Hoy los jóvenes disponen de 3,3 dispositivos de media para conectarse a internet, y allí encuentran una parte considerable de las cosas que precisan para satisfacer sus necesidades superficiales. Un estudio de la FAD constató cómo entre los jóvenes de entre 14 y 16 años de España hay un grado de consenso del 72,4% con respecto a la siguiente afirmación: «Miro el móvil constantemente». Todo en su vida está condicionado por internet, hasta el punto de ver configurada su psicología desde edades muy tempranas, con unas consecuencias todavía insospechadas. Una de estas principales pasiones que ejerce sobre su psicología es la ansiedad y la inseguridad. El no haberse visto enfrentados al mundo de manera directa, sino a través de una pantalla, al calor de su habitación, ha retrasado, como demuestra Twenge, su paso a la adultez. De hecho, cada vez retrasan más las actividades que se asocian con la vida adulta.

Volviendo al prejuicio de que los jóvenes están todo el día de fiesta, podemos comprobar con un solo gráfico que, en todo caso, la tendencia es exactamente la contraria: los jóvenes cada vez salen menos de fiesta. Si a principios de los noventa la tasa de jóvenes de en torno a 17 años que declaraba en Estados Unidos salir de fiesta una vez al mes o más rozaba el 80%, hoy en día no supera el 60%, y la tendencia continua a la baja 6.

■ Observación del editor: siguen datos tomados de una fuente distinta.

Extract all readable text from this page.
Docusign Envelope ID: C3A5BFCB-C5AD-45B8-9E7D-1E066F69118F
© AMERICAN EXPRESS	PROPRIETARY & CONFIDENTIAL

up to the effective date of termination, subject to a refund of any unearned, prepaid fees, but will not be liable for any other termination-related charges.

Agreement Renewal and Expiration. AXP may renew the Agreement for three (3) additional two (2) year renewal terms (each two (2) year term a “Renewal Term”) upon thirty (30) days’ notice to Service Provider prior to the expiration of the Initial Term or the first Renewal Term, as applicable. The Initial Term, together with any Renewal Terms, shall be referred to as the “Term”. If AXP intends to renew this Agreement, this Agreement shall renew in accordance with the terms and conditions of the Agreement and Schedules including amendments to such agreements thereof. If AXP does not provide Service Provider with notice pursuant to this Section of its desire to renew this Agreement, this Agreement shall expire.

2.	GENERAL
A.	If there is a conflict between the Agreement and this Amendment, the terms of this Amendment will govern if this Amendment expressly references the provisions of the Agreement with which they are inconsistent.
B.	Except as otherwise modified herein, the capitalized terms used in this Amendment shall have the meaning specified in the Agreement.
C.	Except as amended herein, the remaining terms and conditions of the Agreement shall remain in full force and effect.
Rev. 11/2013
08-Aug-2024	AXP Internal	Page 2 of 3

Figure 3.1. Percentage of 8th, 10th, and 12th graders who attend parties once a month or more. Monitoring the Future, 1976-2015.

Otra de las consecuencias de afirmar que toda nuestra vida está condicionada por internet es que, si no estás en internet, no existes. Por supuesto, esto es una exageración. No solo una exageración, es también un engaño. Esa es precisamente la convicción que los grandes de internet han querido imprimir en nuestra psique. Si sales de internet, te pierdes lo que está pasando en el mundo. Nosotros, por el contrario, afirmaremos más adelante que, precisamente, pasándonos la vida en internet, de manera descontrolada y sin discernimiento, nos estamos perdiendo todo cuanto sucede en la realidad.